Hollywood Was Once an Alcohol-Free Community
Modern Hollywood is a far cry from its intrepid female founder’s “dream of beauty”
In 1900, Hollywood, California, was a small town of 500 people, many of whom had moved there from the midwest. Around 15 years earlier, Daeida Hartell, a young woman from Ohio, had traveled there with her husband, Harvey Henderson Wilcox, and convinced him to purchase 120 acres. Curbed Los Angeles lays out the whole, long story: the couple soon moved there permanently and imagined a "utopian subdivision" to accomodate "cultured, wholesome Midwesterners looking for fresh air and a second act in California."
Daeida didn't plan on Hollywood to become any old wholesome community, however. She wanted it to be fiercely Christian, to match her own beliefs. Curbed LA describes what that entailed:
She was creating an alcohol-free, cultured Christian community. To that end she offered free lots to Christian churches regardless of their denomination.
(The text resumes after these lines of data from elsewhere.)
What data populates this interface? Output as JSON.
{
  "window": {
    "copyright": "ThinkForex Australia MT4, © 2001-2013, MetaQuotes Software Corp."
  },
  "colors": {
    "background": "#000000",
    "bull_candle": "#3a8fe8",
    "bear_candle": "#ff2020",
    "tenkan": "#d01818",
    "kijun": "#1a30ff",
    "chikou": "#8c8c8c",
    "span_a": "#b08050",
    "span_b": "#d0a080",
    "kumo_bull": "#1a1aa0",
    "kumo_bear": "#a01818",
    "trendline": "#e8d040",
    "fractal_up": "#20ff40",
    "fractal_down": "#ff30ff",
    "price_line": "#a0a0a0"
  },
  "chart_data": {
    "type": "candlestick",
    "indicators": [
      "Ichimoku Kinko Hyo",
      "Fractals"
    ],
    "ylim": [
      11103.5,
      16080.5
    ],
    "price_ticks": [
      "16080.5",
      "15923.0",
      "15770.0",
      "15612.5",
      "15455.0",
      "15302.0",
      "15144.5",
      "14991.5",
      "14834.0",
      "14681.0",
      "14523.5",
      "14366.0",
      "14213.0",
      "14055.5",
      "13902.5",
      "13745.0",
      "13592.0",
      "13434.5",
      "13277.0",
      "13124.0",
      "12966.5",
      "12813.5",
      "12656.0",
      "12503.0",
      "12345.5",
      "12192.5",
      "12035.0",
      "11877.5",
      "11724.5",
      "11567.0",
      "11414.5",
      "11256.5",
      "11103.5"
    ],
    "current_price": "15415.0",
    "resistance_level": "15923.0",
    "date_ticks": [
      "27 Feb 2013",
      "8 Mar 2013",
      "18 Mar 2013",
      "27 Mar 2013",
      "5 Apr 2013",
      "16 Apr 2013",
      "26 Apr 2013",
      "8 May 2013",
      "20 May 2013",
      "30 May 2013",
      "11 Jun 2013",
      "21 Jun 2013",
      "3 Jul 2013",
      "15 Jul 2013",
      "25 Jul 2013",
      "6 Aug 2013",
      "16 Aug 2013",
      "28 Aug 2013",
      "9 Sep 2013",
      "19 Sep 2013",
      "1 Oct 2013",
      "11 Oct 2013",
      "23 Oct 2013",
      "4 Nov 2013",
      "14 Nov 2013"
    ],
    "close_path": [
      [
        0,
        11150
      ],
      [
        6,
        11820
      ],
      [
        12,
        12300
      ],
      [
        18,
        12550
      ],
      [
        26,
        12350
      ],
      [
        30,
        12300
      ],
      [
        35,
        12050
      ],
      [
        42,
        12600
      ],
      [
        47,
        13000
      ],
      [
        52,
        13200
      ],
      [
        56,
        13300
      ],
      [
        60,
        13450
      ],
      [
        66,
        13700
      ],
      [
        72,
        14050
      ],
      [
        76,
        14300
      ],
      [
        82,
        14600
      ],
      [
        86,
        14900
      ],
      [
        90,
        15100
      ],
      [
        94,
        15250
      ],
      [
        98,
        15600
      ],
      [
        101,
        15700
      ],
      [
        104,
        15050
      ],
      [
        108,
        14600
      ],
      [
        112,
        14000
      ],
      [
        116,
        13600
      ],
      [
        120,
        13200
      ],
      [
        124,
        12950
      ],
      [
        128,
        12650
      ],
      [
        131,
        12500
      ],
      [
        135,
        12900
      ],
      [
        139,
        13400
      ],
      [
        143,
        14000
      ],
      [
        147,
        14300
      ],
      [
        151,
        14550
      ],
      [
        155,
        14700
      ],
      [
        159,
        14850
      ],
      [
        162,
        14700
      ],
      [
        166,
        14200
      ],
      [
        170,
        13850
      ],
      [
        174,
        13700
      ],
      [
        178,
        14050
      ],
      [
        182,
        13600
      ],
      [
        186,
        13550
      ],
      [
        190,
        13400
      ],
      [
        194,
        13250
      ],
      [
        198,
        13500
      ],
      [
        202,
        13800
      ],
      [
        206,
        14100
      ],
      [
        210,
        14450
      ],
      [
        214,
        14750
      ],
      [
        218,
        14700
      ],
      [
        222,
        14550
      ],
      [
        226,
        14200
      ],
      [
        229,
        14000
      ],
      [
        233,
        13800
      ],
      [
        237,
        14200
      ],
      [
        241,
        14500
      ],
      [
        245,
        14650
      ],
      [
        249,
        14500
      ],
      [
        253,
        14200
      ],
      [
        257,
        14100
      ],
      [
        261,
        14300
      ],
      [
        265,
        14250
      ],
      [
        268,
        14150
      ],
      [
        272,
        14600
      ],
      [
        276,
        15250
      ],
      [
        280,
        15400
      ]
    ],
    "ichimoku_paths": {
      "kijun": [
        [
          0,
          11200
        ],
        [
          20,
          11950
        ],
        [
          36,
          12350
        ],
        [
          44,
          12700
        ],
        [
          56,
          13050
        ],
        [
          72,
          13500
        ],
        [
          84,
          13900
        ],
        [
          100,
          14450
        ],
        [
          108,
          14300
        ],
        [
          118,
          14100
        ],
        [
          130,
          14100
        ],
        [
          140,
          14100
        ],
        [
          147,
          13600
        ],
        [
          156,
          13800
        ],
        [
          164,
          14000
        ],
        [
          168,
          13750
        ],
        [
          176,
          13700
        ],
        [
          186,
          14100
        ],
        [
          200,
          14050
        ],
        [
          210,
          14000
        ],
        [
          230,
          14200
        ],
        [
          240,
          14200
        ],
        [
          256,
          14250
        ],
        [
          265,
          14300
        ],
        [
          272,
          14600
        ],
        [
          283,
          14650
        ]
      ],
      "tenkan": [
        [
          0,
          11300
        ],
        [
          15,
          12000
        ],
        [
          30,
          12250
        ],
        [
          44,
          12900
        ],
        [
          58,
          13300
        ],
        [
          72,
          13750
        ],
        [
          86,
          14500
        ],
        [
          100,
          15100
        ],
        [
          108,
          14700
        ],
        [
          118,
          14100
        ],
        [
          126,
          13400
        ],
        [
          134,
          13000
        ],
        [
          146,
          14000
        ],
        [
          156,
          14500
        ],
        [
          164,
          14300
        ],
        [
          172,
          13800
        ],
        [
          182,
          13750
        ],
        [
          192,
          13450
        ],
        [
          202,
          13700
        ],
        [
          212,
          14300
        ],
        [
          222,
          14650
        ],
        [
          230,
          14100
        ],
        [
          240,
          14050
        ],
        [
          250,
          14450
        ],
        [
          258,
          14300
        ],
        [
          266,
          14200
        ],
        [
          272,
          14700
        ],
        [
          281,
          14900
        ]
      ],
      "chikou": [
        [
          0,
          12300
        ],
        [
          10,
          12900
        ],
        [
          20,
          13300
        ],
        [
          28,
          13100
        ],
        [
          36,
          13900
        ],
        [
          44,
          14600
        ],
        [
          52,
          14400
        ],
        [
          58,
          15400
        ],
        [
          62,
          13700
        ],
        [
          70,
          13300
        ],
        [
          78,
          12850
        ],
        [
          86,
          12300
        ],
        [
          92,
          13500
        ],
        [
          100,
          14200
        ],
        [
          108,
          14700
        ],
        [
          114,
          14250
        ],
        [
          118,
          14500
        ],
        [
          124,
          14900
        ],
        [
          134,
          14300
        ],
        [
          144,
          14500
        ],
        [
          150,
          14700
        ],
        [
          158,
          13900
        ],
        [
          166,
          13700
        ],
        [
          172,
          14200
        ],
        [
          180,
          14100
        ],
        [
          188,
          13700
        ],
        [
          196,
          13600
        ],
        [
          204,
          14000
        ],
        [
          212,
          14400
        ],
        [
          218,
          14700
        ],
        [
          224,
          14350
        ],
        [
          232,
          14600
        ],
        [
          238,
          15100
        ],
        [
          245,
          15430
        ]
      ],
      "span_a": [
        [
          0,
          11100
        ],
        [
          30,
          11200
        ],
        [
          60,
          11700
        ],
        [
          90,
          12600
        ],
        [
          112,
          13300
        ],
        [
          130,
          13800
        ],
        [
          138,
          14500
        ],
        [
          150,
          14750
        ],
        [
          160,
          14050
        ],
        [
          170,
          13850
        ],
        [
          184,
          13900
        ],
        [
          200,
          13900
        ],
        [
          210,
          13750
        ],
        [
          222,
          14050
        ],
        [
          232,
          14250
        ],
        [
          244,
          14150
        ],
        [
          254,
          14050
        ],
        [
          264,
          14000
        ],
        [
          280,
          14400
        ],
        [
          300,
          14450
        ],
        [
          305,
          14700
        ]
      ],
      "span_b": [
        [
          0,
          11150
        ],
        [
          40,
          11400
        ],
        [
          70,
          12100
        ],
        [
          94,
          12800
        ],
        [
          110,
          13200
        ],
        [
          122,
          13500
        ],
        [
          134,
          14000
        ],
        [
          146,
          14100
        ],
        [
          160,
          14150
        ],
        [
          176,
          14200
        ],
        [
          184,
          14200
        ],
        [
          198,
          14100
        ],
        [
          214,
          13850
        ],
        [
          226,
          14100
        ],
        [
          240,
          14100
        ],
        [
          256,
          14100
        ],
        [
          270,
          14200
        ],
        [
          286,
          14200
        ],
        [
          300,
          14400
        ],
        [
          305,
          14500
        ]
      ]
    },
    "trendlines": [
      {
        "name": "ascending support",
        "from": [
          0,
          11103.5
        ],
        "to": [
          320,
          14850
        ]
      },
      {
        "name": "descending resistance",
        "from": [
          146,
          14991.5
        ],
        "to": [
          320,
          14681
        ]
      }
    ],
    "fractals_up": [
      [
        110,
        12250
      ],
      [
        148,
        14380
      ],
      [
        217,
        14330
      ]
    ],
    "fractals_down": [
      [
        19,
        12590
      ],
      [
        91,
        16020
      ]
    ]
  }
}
Liquor, the use of firearms, speeding, pool halls and even bowling alleys were banned. The riding of bicycles and tricycles on sidewalks was prohibited—telling, given that the only sidewalks in Hollywood at the time were in front of the homes of Daeida and one other prominent developer. For all its infighting, the new town of Hollywood now entered its brief golden age. A woman who grew up during the time remembered a "country life," where children ran through lemon, orange, and tomato fields and made snowmen during the rare snow of 1905.
The idyllic town would not last long, however. In 1903, residents voted on whether or not to turn Hollywood into an official city—Daeida opposed the change, but, as a woman, could not even participate in the vote. By 1910, Hollywood, now a city, had a population had a population of 5,000. And by the time Daeida lost her life to cancer in 1914, Curbed LA writes, the first bars and arcades had popped up, putting an final end to her dream of a "temperate oasis" out West.